Lo scrittore sembrò rifletterci attentamente. «Bisogna sempre tornare al dizionario, la parola “capolavoro” ha un significato preciso. Il capolavoro è la migliore di una serie di opere. Se davvero uscissero solo capolavori dove sarebbero quelle opere di cui, per l’appunto, il capolavoro dovrebbe rappresentare il capofila?»

«E c’è una cosa ben più grave. Se il capolavoro è un’opera capofila, cioè in fondo un’opera riconosciuta e decodificata a tal punto da essere al primo posto di una serie, dov’è finito l’azzardo e la scommessa a perdere della letteratura?»

«In parole povere, dove cazzo sono finiti i libri brutti? Quelli che dividono, quelli che risultano detestabili proprio perché vanno contro le idee correnti della società e della storia?»

«Giusto!

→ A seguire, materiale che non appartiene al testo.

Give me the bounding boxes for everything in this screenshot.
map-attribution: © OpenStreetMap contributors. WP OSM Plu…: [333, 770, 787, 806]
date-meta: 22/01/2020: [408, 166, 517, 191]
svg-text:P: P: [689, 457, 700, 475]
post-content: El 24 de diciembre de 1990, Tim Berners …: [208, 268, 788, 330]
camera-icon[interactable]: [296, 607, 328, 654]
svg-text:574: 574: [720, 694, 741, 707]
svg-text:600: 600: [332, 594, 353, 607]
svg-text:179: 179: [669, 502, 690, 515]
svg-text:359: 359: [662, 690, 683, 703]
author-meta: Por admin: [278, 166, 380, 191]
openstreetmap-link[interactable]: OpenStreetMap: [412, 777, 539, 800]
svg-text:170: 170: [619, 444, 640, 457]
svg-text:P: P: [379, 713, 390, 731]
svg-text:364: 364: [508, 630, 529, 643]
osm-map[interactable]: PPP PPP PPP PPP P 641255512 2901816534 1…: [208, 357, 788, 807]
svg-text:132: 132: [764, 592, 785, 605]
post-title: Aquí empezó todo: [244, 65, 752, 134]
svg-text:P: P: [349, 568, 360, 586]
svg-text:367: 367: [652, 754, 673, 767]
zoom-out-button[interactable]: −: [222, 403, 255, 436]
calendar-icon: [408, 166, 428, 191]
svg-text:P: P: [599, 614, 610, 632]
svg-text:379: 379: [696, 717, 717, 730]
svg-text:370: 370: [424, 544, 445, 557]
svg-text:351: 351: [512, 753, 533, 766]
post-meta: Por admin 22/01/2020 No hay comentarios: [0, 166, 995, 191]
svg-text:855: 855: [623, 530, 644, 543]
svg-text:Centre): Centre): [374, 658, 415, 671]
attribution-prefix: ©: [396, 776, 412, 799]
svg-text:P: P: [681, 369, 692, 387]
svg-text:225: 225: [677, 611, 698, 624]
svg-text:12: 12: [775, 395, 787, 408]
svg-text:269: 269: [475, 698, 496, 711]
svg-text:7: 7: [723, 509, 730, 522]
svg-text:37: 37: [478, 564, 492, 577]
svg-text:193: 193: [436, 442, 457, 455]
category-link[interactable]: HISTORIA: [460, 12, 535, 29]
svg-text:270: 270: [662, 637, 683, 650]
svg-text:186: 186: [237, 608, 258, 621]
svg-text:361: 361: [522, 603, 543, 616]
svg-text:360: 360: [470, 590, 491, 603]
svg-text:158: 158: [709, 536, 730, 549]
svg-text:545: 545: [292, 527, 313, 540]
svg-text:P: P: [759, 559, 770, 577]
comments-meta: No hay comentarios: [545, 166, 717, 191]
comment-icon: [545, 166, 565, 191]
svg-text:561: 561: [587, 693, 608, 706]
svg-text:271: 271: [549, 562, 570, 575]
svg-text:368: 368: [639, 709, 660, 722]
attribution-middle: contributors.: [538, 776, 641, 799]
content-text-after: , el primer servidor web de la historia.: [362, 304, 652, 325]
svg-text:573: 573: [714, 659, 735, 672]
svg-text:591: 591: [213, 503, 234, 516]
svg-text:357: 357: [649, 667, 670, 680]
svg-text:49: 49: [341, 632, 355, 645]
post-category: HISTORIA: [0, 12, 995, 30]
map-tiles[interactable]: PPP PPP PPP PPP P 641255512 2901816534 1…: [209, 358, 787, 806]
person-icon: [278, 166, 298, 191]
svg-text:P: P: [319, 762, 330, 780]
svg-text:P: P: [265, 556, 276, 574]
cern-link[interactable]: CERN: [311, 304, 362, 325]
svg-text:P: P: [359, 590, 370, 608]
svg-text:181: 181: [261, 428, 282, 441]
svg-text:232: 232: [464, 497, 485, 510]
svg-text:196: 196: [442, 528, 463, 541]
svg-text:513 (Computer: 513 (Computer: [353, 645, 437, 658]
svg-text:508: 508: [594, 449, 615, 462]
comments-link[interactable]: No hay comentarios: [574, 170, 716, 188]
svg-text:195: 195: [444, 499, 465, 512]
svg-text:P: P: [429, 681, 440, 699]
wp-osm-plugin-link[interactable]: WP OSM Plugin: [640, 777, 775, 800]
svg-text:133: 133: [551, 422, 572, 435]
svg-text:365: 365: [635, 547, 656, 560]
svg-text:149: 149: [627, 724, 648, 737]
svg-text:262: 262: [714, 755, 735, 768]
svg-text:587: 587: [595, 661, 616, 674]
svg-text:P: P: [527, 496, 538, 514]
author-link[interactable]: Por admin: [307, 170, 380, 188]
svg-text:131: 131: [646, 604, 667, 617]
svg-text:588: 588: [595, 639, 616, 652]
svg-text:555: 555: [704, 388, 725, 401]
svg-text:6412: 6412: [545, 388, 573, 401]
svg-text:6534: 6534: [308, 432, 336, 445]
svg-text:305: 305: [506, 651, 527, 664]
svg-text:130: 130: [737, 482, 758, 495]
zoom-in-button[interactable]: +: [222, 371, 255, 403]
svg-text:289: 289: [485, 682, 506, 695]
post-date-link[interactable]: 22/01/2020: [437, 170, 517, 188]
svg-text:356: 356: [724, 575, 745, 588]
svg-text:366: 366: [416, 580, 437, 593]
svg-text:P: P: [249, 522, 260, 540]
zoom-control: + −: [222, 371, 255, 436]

Dire di una novità che è un capolavoro vuol dire già annullarla, renderla vecchia, ucciderla, museificarla». 

«Un’epoca di capolavori è un’epoca di opere morte, buone per essere consumate e digerite, senza sommovimenti, senza incomprensioni, senza lotta».

«Del resto questi capolavori non prevedono nessun reale dibattito dirompente, nessuna incomprensione, nessuno sbrego, ma soltanto una banale transazione economica, quella dalle tasche del cliente alle casse della filiera editoriale».

In parte rinfrancato da quella conversazione, lo scrittore rincasò deciso a scrivere una lettera aperta da pubblicare su un grosso quotidiano intitolata: Contro i capolavori. Ci avrebbe messo dentro tutto, dalle fascette disoneste alle recensioni marchetta, dal consenso strumentale dei colleghi al finto alloro dei premi.
Proprio in quel momento gli arrivò un messaggino della sua amica: «Guarda in rete che succede, forse non tutto è perduto». Lo scrittore aprì il link allegato al messaggio e si ritrovò su un forum di lettori che palesemente avevano frainteso il suo romanzo.

«Cos’è questa merda?», «Il protagonista è antipatico e lotta per le cause sbagliate», «Delirante», «Non capisco perché gli editori pubblichino roba simile». Gli occhi dello scrittore prima si illuminarono e poi si riempirono di lacrime di gioia. D’improvviso quella sequela d’improperi – cosi simili a giudizi sommari, a crolli nervosi, che nascondevano la sublime e umana paura della ricezione dell’opera – gli parvero i complimenti più belli del mondo.